Global markets are at their highest since the start of the crisis

Greek borrowing costs are down, the Chinese economy is looking good and the US manufacturing is up.

by Emma Haslett
Last Updated: 13 May 2014

Saharan sand isn't the only thing blowing into Britain this morning: the FTSE 100 - and world markets generally - have hit their highest levels since the beginning of the financial crisis. Lovely.

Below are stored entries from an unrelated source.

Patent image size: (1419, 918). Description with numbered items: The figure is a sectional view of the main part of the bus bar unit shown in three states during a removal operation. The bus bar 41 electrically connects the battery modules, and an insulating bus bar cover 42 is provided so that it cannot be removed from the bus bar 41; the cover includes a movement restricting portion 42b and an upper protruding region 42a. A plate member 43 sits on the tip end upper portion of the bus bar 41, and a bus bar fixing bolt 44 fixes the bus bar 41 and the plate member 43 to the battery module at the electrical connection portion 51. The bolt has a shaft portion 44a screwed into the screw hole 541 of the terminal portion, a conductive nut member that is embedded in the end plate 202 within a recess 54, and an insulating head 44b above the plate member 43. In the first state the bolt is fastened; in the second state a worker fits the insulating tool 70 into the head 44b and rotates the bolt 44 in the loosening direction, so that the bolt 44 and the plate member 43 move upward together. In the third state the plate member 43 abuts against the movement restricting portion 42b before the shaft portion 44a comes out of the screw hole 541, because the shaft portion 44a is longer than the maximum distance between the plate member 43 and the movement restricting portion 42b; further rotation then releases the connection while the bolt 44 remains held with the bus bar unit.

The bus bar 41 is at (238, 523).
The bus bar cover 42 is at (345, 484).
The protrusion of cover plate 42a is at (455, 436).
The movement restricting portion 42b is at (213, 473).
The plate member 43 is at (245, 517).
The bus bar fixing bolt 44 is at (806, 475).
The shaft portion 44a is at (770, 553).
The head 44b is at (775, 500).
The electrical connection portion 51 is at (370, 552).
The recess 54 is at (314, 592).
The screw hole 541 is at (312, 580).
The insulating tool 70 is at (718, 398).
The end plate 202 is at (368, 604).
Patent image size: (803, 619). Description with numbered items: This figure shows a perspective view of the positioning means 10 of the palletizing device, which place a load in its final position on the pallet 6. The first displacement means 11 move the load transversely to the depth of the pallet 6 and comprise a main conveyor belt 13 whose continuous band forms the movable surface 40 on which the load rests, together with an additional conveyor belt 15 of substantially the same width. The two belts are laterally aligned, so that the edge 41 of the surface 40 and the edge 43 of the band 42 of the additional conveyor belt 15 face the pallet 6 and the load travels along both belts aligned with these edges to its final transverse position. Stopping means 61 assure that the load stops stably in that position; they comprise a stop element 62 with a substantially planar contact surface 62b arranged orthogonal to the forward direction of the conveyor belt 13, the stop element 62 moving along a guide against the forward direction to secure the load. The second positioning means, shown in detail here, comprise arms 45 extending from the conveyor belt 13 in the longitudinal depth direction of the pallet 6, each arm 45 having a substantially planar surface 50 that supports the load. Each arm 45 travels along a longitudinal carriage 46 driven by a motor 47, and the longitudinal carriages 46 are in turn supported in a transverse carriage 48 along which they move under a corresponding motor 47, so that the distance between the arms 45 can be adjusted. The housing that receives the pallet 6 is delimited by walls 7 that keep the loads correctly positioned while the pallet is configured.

Results from ASOS that caused its share price to dip 22% weren't enough to prevent the FTSE 100 from rising 0.26% to almost 6,670 this morning. Looking at what major markets have done over the past few years shows just how far we've come since the dark days of 2007 (dark blue is the FTSE 100, browny yellow is the Dow Jones, green is the S&P 500, pink is Germany’s DAX and pale blue is France’s CAC 40):

Source: Yahoo Finance

Several factors have contributed to this: firstly, after several months of sluggish activity created by bad weather, manufacturing in the US accelerated in March, suggesting it is beginning to emerge from the quagmire. Secondly, Greece’s borrowing costs have dipped below 6.4%, from 35%+ at the beginning of 2012. Thirdly, things look like they might not be quite as bad as we thought in the Chinese economy.

But success is a transient beast, and various scenarios are just waiting to knock investors’ confidence: earthquakes in Chile, for example, which have pushed copper prices up, and the fact that Japan still hasn't hit its inflation target of 2% (a key measure of whether Abenomics has been successful or not). Still, a good day for investors.